The conclusion was, the metrics that we create should have the following properties:

• Consistent – the same interpretation should be made across all products
• Comparative – we can tell from the metric how close we are to having an issue (ie percentage of link utilisation is better than Mbps)
• Trending – we can see the past and if there is an underlying trend that points to an issue in the future the metric would make that obvious
• RAG status’d – you can tell if a metric is ok quickly by seeing if it’s red, amber or green.
• Relatable – the metric is connected to the experience by a customer, partner or patient.

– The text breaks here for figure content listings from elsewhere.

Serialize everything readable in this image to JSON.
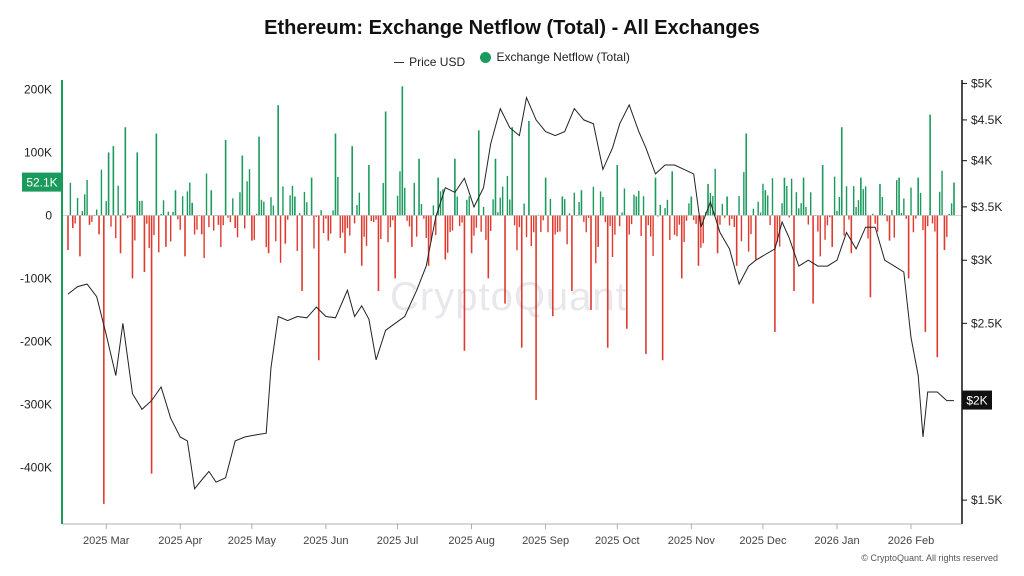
{
  "chart_data": {
    "type": "bar+line",
    "title": "Ethereum: Exchange Netflow (Total) - All Exchanges",
    "legend": [
      {
        "name": "Price USD",
        "style": "line",
        "color": "#333333"
      },
      {
        "name": "Exchange Netflow (Total)",
        "style": "dot",
        "color": "#1a9a5c"
      }
    ],
    "colors": {
      "positive": "#1a9a5c",
      "negative": "#e03a2f",
      "price": "#222222",
      "axis": "#111111"
    },
    "y_left": {
      "ticks": [
        200000,
        100000,
        0,
        -100000,
        -200000,
        -300000,
        -400000
      ],
      "labels": [
        "200K",
        "100K",
        "0",
        "-100K",
        "-200K",
        "-300K",
        "-400K"
      ],
      "range": [
        -490000,
        215000
      ]
    },
    "y_right": {
      "scale": "log",
      "ticks": [
        5000,
        4500,
        4000,
        3500,
        3000,
        2500,
        2000,
        1500
      ],
      "labels": [
        "$5K",
        "$4.5K",
        "$4K",
        "$3.5K",
        "$3K",
        "$2.5K",
        "$2K",
        "$1.5K"
      ],
      "range": [
        1400,
        5050
      ]
    },
    "x_axis": {
      "labels": [
        "2025 Mar",
        "2025 Apr",
        "2025 May",
        "2025 Jun",
        "2025 Jul",
        "2025 Aug",
        "2025 Sep",
        "2025 Oct",
        "2025 Nov",
        "2025 Dec",
        "2026 Jan",
        "2026 Feb"
      ]
    },
    "last_netflow_label": "52.1K",
    "last_price_label": "$2K",
    "series": [
      {
        "name": "Exchange Netflow (Total)",
        "x_start": "2025-02-13",
        "x_end": "2026-02-19",
        "points": [
          [
            "2025-02-13",
            -55000
          ],
          [
            "2025-02-15",
            -20000
          ],
          [
            "2025-02-18",
            -65000
          ],
          [
            "2025-02-22",
            -15000
          ],
          [
            "2025-02-26",
            -30000
          ],
          [
            "2025-02-28",
            -458000
          ],
          [
            "2025-03-02",
            100000
          ],
          [
            "2025-03-04",
            110000
          ],
          [
            "2025-03-07",
            -60000
          ],
          [
            "2025-03-09",
            140000
          ],
          [
            "2025-03-12",
            -100000
          ],
          [
            "2025-03-14",
            100000
          ],
          [
            "2025-03-17",
            -90000
          ],
          [
            "2025-03-20",
            -410000
          ],
          [
            "2025-03-22",
            130000
          ],
          [
            "2025-03-26",
            -50000
          ],
          [
            "2025-03-30",
            40000
          ],
          [
            "2025-04-03",
            -65000
          ],
          [
            "2025-04-06",
            20000
          ],
          [
            "2025-04-10",
            -30000
          ],
          [
            "2025-04-14",
            40000
          ],
          [
            "2025-04-17",
            -15000
          ],
          [
            "2025-04-20",
            120000
          ],
          [
            "2025-04-24",
            -20000
          ],
          [
            "2025-04-27",
            95000
          ],
          [
            "2025-05-01",
            -40000
          ],
          [
            "2025-05-04",
            125000
          ],
          [
            "2025-05-08",
            -60000
          ],
          [
            "2025-05-12",
            175000
          ],
          [
            "2025-05-15",
            -45000
          ],
          [
            "2025-05-19",
            30000
          ],
          [
            "2025-05-22",
            -120000
          ],
          [
            "2025-05-26",
            60000
          ],
          [
            "2025-05-29",
            -230000
          ],
          [
            "2025-06-02",
            -40000
          ],
          [
            "2025-06-05",
            130000
          ],
          [
            "2025-06-09",
            -60000
          ],
          [
            "2025-06-12",
            110000
          ],
          [
            "2025-06-16",
            -80000
          ],
          [
            "2025-06-19",
            80000
          ],
          [
            "2025-06-23",
            -120000
          ],
          [
            "2025-06-26",
            165000
          ],
          [
            "2025-06-30",
            -100000
          ],
          [
            "2025-07-03",
            205000
          ],
          [
            "2025-07-07",
            -50000
          ],
          [
            "2025-07-10",
            90000
          ],
          [
            "2025-07-14",
            -80000
          ],
          [
            "2025-07-18",
            60000
          ],
          [
            "2025-07-21",
            -70000
          ],
          [
            "2025-07-25",
            90000
          ],
          [
            "2025-07-29",
            -215000
          ],
          [
            "2025-08-01",
            -60000
          ],
          [
            "2025-08-04",
            135000
          ],
          [
            "2025-08-08",
            -100000
          ],
          [
            "2025-08-11",
            90000
          ],
          [
            "2025-08-15",
            -140000
          ],
          [
            "2025-08-18",
            140000
          ],
          [
            "2025-08-22",
            -210000
          ],
          [
            "2025-08-25",
            150000
          ],
          [
            "2025-08-28",
            -293000
          ],
          [
            "2025-09-01",
            60000
          ],
          [
            "2025-09-04",
            -160000
          ],
          [
            "2025-09-08",
            30000
          ],
          [
            "2025-09-12",
            -120000
          ],
          [
            "2025-09-16",
            40000
          ],
          [
            "2025-09-20",
            -150000
          ],
          [
            "2025-09-23",
            -50000
          ],
          [
            "2025-09-27",
            -210000
          ],
          [
            "2025-10-01",
            80000
          ],
          [
            "2025-10-05",
            -180000
          ],
          [
            "2025-10-09",
            30000
          ],
          [
            "2025-10-13",
            -220000
          ],
          [
            "2025-10-17",
            60000
          ],
          [
            "2025-10-20",
            -230000
          ],
          [
            "2025-10-24",
            70000
          ],
          [
            "2025-10-28",
            -100000
          ],
          [
            "2025-11-01",
            30000
          ],
          [
            "2025-11-04",
            -80000
          ],
          [
            "2025-11-08",
            50000
          ],
          [
            "2025-11-12",
            -60000
          ],
          [
            "2025-11-16",
            30000
          ],
          [
            "2025-11-20",
            -80000
          ],
          [
            "2025-11-24",
            130000
          ],
          [
            "2025-11-28",
            -70000
          ],
          [
            "2025-12-02",
            40000
          ],
          [
            "2025-12-06",
            -185000
          ],
          [
            "2025-12-10",
            60000
          ],
          [
            "2025-12-14",
            -120000
          ],
          [
            "2025-12-18",
            60000
          ],
          [
            "2025-12-22",
            -140000
          ],
          [
            "2025-12-26",
            80000
          ],
          [
            "2025-12-30",
            -50000
          ],
          [
            "2026-01-03",
            140000
          ],
          [
            "2026-01-07",
            -60000
          ],
          [
            "2026-01-11",
            60000
          ],
          [
            "2026-01-15",
            -130000
          ],
          [
            "2026-01-19",
            50000
          ],
          [
            "2026-01-23",
            -40000
          ],
          [
            "2026-01-27",
            60000
          ],
          [
            "2026-01-31",
            -100000
          ],
          [
            "2026-02-04",
            60000
          ],
          [
            "2026-02-07",
            -185000
          ],
          [
            "2026-02-09",
            160000
          ],
          [
            "2026-02-12",
            -225000
          ],
          [
            "2026-02-15",
            -55000
          ],
          [
            "2026-02-19",
            52100
          ]
        ]
      },
      {
        "name": "Price USD",
        "x_start": "2025-02-13",
        "x_end": "2026-02-19",
        "points": [
          [
            "2025-02-13",
            2720
          ],
          [
            "2025-02-17",
            2780
          ],
          [
            "2025-02-21",
            2800
          ],
          [
            "2025-02-25",
            2700
          ],
          [
            "2025-03-01",
            2420
          ],
          [
            "2025-03-05",
            2150
          ],
          [
            "2025-03-08",
            2500
          ],
          [
            "2025-03-12",
            2040
          ],
          [
            "2025-03-16",
            1950
          ],
          [
            "2025-03-20",
            2000
          ],
          [
            "2025-03-24",
            2080
          ],
          [
            "2025-03-28",
            1900
          ],
          [
            "2025-04-01",
            1800
          ],
          [
            "2025-04-04",
            1780
          ],
          [
            "2025-04-07",
            1550
          ],
          [
            "2025-04-10",
            1590
          ],
          [
            "2025-04-13",
            1630
          ],
          [
            "2025-04-16",
            1580
          ],
          [
            "2025-04-20",
            1600
          ],
          [
            "2025-04-24",
            1780
          ],
          [
            "2025-04-28",
            1800
          ],
          [
            "2025-05-02",
            1810
          ],
          [
            "2025-05-07",
            1820
          ],
          [
            "2025-05-09",
            2200
          ],
          [
            "2025-05-12",
            2550
          ],
          [
            "2025-05-16",
            2520
          ],
          [
            "2025-05-20",
            2550
          ],
          [
            "2025-05-24",
            2540
          ],
          [
            "2025-05-28",
            2620
          ],
          [
            "2025-06-01",
            2550
          ],
          [
            "2025-06-05",
            2540
          ],
          [
            "2025-06-10",
            2750
          ],
          [
            "2025-06-13",
            2550
          ],
          [
            "2025-06-16",
            2630
          ],
          [
            "2025-06-19",
            2530
          ],
          [
            "2025-06-22",
            2250
          ],
          [
            "2025-06-26",
            2450
          ],
          [
            "2025-06-30",
            2500
          ],
          [
            "2025-07-04",
            2550
          ],
          [
            "2025-07-09",
            2750
          ],
          [
            "2025-07-13",
            2950
          ],
          [
            "2025-07-17",
            3400
          ],
          [
            "2025-07-21",
            3700
          ],
          [
            "2025-07-25",
            3650
          ],
          [
            "2025-07-29",
            3800
          ],
          [
            "2025-08-02",
            3500
          ],
          [
            "2025-08-06",
            3700
          ],
          [
            "2025-08-09",
            4200
          ],
          [
            "2025-08-13",
            4650
          ],
          [
            "2025-08-17",
            4400
          ],
          [
            "2025-08-21",
            4300
          ],
          [
            "2025-08-24",
            4800
          ],
          [
            "2025-08-28",
            4500
          ],
          [
            "2025-09-01",
            4350
          ],
          [
            "2025-09-05",
            4300
          ],
          [
            "2025-09-09",
            4350
          ],
          [
            "2025-09-13",
            4650
          ],
          [
            "2025-09-17",
            4500
          ],
          [
            "2025-09-21",
            4450
          ],
          [
            "2025-09-25",
            3900
          ],
          [
            "2025-09-29",
            4150
          ],
          [
            "2025-10-02",
            4450
          ],
          [
            "2025-10-06",
            4700
          ],
          [
            "2025-10-10",
            4350
          ],
          [
            "2025-10-13",
            4150
          ],
          [
            "2025-10-17",
            3850
          ],
          [
            "2025-10-21",
            3950
          ],
          [
            "2025-10-25",
            3950
          ],
          [
            "2025-10-29",
            3900
          ],
          [
            "2025-11-02",
            3850
          ],
          [
            "2025-11-05",
            3300
          ],
          [
            "2025-11-09",
            3550
          ],
          [
            "2025-11-13",
            3250
          ],
          [
            "2025-11-17",
            3100
          ],
          [
            "2025-11-21",
            2800
          ],
          [
            "2025-11-25",
            2950
          ],
          [
            "2025-11-28",
            3000
          ],
          [
            "2025-12-02",
            3050
          ],
          [
            "2025-12-06",
            3100
          ],
          [
            "2025-12-09",
            3350
          ],
          [
            "2025-12-12",
            3200
          ],
          [
            "2025-12-16",
            2950
          ],
          [
            "2025-12-20",
            3000
          ],
          [
            "2025-12-24",
            2950
          ],
          [
            "2025-12-28",
            2950
          ],
          [
            "2026-01-01",
            3000
          ],
          [
            "2026-01-05",
            3250
          ],
          [
            "2026-01-09",
            3100
          ],
          [
            "2026-01-13",
            3300
          ],
          [
            "2026-01-17",
            3300
          ],
          [
            "2026-01-21",
            3000
          ],
          [
            "2026-01-25",
            2950
          ],
          [
            "2026-01-29",
            2900
          ],
          [
            "2026-02-01",
            2400
          ],
          [
            "2026-02-04",
            2150
          ],
          [
            "2026-02-06",
            1800
          ],
          [
            "2026-02-08",
            2050
          ],
          [
            "2026-02-12",
            2050
          ],
          [
            "2026-02-16",
            2000
          ],
          [
            "2026-02-19",
            2000
          ]
        ]
      }
    ]
  },
  "copyright": "© CryptoQuant. All rights reserved",
  "watermark": "CryptoQuant"
}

We Monitored Everything But Not That Important Bit

Hi all, just letting you know about a lesson learnt from last weekend’s Mobile disruption incident; An internal service Mobile relies on had a dependency on a 3rd party service endpoint that went into an error state. Unfortunately we weren’t monitoring that as part of the service monitoring and therefore we had a significant delay in detecting that down-stream failure. We also didn’t have the Mobile service mapped as depending on the other internal service within PagerDuty, so even if an alert had fired, we wouldn’t have seen that incident bubble up from Identify Link into Mobile as the cause of the Mobile disruption. 

CTO

Conclusion

I say in a lot of these blogs that you really need to understand the problem you are trying to solve. Otherwise you end up wasting time, money and causing more problems. It’s ridiculous that we have spent $1m a year on monitoring, and we can’t predict or react to Major Incidents. There’s gaps in the monitoring, incidents caused by the monitoring, and people not looking at the monitoring.

Also in predictable fashion, we are moving away from Datadog to Dynatrace which is supposed to be much cheaper. However, all the dashboards will have to be remade so there’s going to be lots of time wasted.